Back: Charging Algerian horseriders, Spanish galleon
El Harrach 1775: when Algiers taught Spain that it would not be conquered
(or: why the United States' first diplomatic relations were with North Africa)
Spain had been testing the southern edge of the Mediterranean for centuries by the time it tried, once again, to force Algiers into submission. From the early 1500s onward, Spanish crowns planted flags along the Barbary Coast—Oran, Mers el-Kébir, scattered fortresses meant to bottle up corsairs and project imperial confidence across the sea. But North Africa was never a passive frontier. It was urban, armed, maritime, and politically sophisticated, and Algiers in particular had grown into a formidable power: wealthy, well-defended, and stubbornly autonomous.
By 1775, Madrid believed it was time for a decisive blow. Spain assembled a massive amphibious force and sent it against Algiers, convinced that overwhelming numbers and modern artillery would finally break resistance. The plan looked impressive on paper. In reality, it collapsed almost immediately.
What followed at El Harrach was not a heroic last stand, but a humiliation. Spanish troops were drawn inland, away from their naval support, into terrain the Algerians knew intimately. The defenders—forces of the Deylik of Algiers, combining local fighters and seasoned troops—sprang the trap. The result was chaos: heavy Spanish casualties, abandoned cannons, and a panicked retreat back to the coast. The Battle of El Harrach did more than repel an invasion; it sent a clear message that Algiers was not a weak corsair nest waiting to be subdued, but a state capable of coordinated defense against a European power.
This mattered far beyond Spain’s wounded pride. Across the Atlantic, the newly independent United States was watching closely. Lacking a navy and desperate to protect its merchant shipping, the U.S. would soon become one of the first Western nations to formally recognize and negotiate with the Barbary states, including Algiers. Treaties, tributes, and later open conflict—the Barbary Wars—were acknowledgments of a reality Europeans had long known but often refused to accept: North African polities were sovereign actors, not colonies-in-waiting.
Seen through this lens, El Harrach feels less like an isolated skirmish and more like a pattern. Algerians—and North Africans more broadly—were never easily folded into imperial systems. Their political culture emphasized local authority, armed autonomy, and a sharp awareness of foreign ambition. In that sense, they were not “exceptions” within the so-called Arab world, but heirs to a Mediterranean tradition of city-states and maritime powers that predated modern empires altogether.

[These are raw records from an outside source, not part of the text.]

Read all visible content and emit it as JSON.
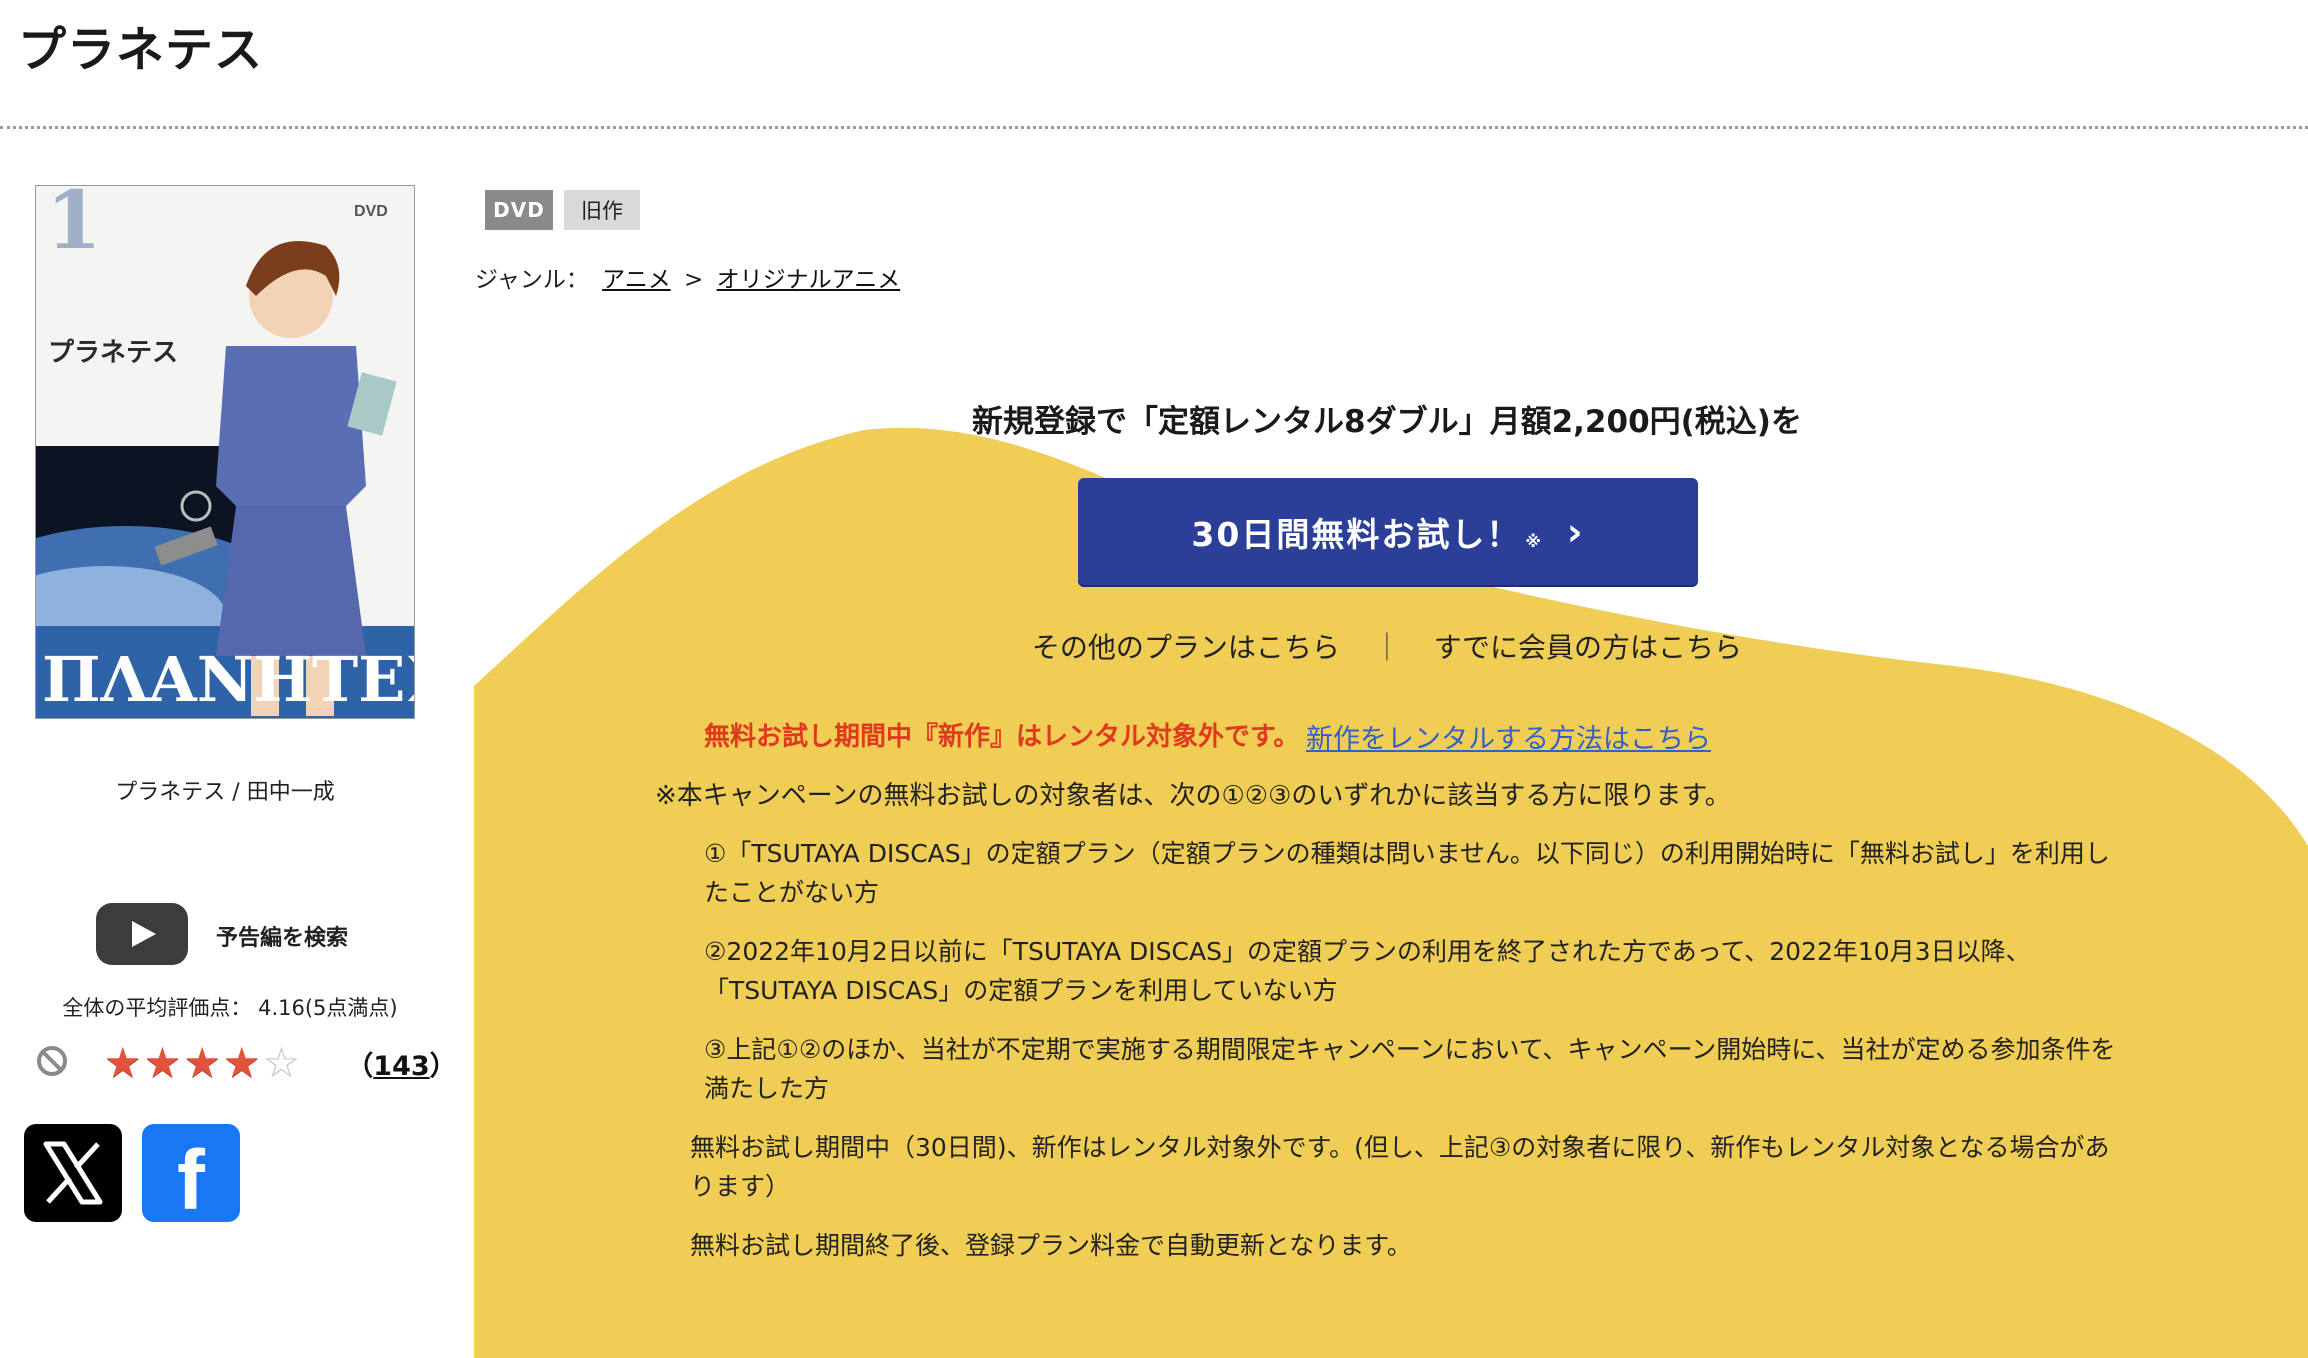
{
  "page": {
    "title": "プラネテス"
  },
  "product": {
    "cover_caption": "プラネテス / 田中一成",
    "cover_texts": {
      "volume": "1",
      "dvd_mark": "DVD",
      "logo": "プラネテス",
      "greek_title": "ΠΛΑΝΗΤΕΣ"
    },
    "badges": [
      "DVD",
      "旧作"
    ],
    "genre": {
      "label": "ジャンル：",
      "items": [
        "アニメ",
        "オリジナルアニメ"
      ],
      "separator": ">"
    }
  },
  "trailer": {
    "label": "予告編を検索",
    "icon": "play-icon"
  },
  "rating": {
    "text": "全体の平均評価点： 4.16(5点満点)",
    "value": 4.16,
    "max": 5,
    "count_display": "143"
  },
  "share": {
    "x_icon": "x-logo-icon",
    "facebook_icon": "facebook-logo-icon",
    "facebook_glyph": "f"
  },
  "campaign": {
    "heading": "新規登録で「定額レンタル8ダブル」月額2,200円(税込)を",
    "cta_label": "30日間無料お試し！",
    "cta_mark": "※",
    "other_plans": "その他のプランはこちら",
    "separator": "｜",
    "members": "すでに会員の方はこちら",
    "notice": "無料お試し期間中『新作』はレンタル対象外です。",
    "notice_link": "新作をレンタルする方法はこちら",
    "terms_intro": "※本キャンペーンの無料お試しの対象者は、次の①②③のいずれかに該当する方に限ります。",
    "terms": [
      "①「TSUTAYA DISCAS」の定額プラン（定額プランの種類は問いません。以下同じ）の利用開始時に「無料お試し」を利用したことがない方",
      "②2022年10月2日以前に「TSUTAYA DISCAS」の定額プランの利用を終了された方であって、2022年10月3日以降、「TSUTAYA DISCAS」の定額プランを利用していない方",
      "③上記①②のほか、当社が不定期で実施する期間限定キャンペーンにおいて、キャンペーン開始時に、当社が定める参加条件を満たした方"
    ],
    "note_1": "無料お試し期間中（30日間)、新作はレンタル対象外です。(但し、上記③の対象者に限り、新作もレンタル対象となる場合があります）",
    "note_2": "無料お試し期間終了後、登録プラン料金で自動更新となります。"
  },
  "colors": {
    "accent_yellow": "#f0cd55",
    "cta_blue": "#2b3f98",
    "notice_red": "#e03a1e",
    "link_blue": "#3560c8",
    "star_red": "#e2533c"
  }
}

That same instinct would resurface a century later, when France finally succeeded where Spain failed—occupying Algiers in 1830. Even then, conquest did not mean submission. The memory of victories like El Harrach lingered, feeding a long resistance that culminated in one of the twentieth century’s most brutal independence wars. When Algerians fought France from 1954 to 1962, they were not inventing defiance; they were reviving it.

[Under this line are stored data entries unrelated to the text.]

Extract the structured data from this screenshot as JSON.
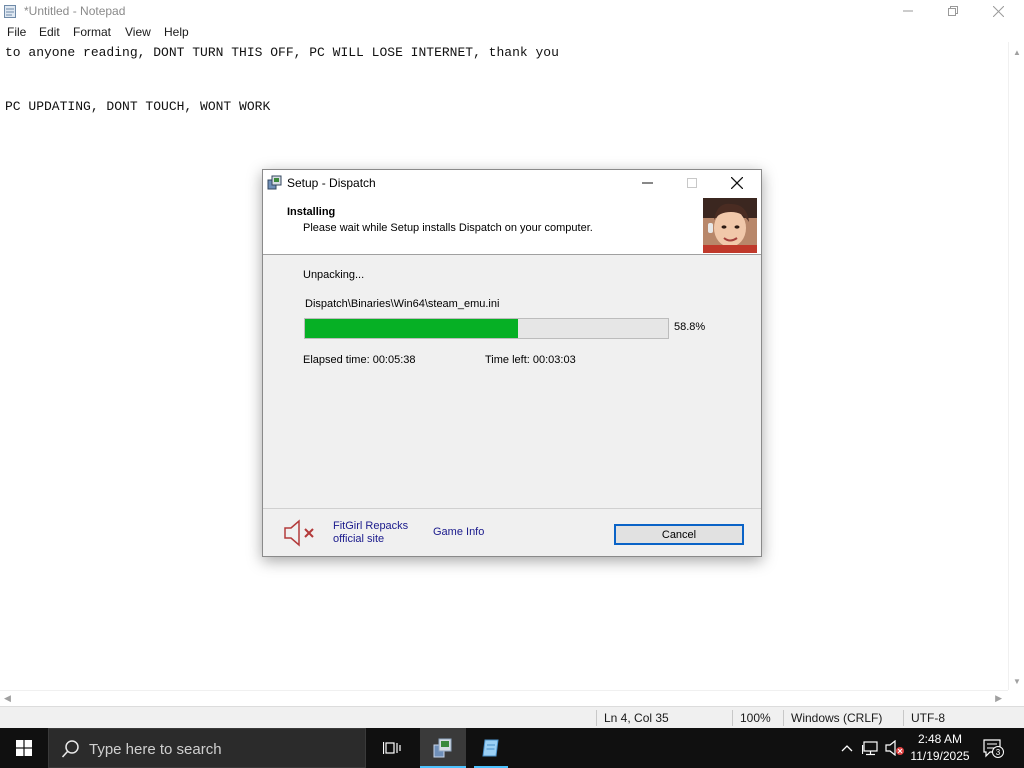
{
  "notepad": {
    "title": "*Untitled - Notepad",
    "menu": [
      "File",
      "Edit",
      "Format",
      "View",
      "Help"
    ],
    "lines": [
      "to anyone reading, DONT TURN THIS OFF, PC WILL LOSE INTERNET, thank you",
      "",
      "PC UPDATING, DONT TOUCH, WONT WORK"
    ],
    "status": {
      "position": "Ln 4, Col 35",
      "zoom": "100%",
      "line_ending": "Windows (CRLF)",
      "encoding": "UTF-8"
    }
  },
  "setup": {
    "title": "Setup - Dispatch",
    "heading": "Installing",
    "subheading": "Please wait while Setup installs Dispatch on your computer.",
    "status": "Unpacking...",
    "current_file": "Dispatch\\Binaries\\Win64\\steam_emu.ini",
    "progress_percent": 58.8,
    "progress_label": "58.8%",
    "elapsed": "Elapsed time:  00:05:38",
    "time_left": "Time left:  00:03:03",
    "link_site_line1": "FitGirl Repacks",
    "link_site_line2": "official site",
    "link_game_info": "Game Info",
    "cancel_label": "Cancel",
    "progress_color": "#06b025"
  },
  "taskbar": {
    "search_placeholder": "Type here to search",
    "time": "2:48 AM",
    "date": "11/19/2025",
    "notification_count": "3",
    "accent_color": "#4cc2ff"
  }
}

Money, too, remembers these moments. Coins and banknotes from Algeria quietly testify to a place that refused to be peripheral—minting authority, projecting legitimacy, and surviving repeated attempts to erase it. El Harrach was one battle, one day. But it sits on a long arc of independence that shaped how Algiers dealt with Spain, the United States, France, and the modern world that followed.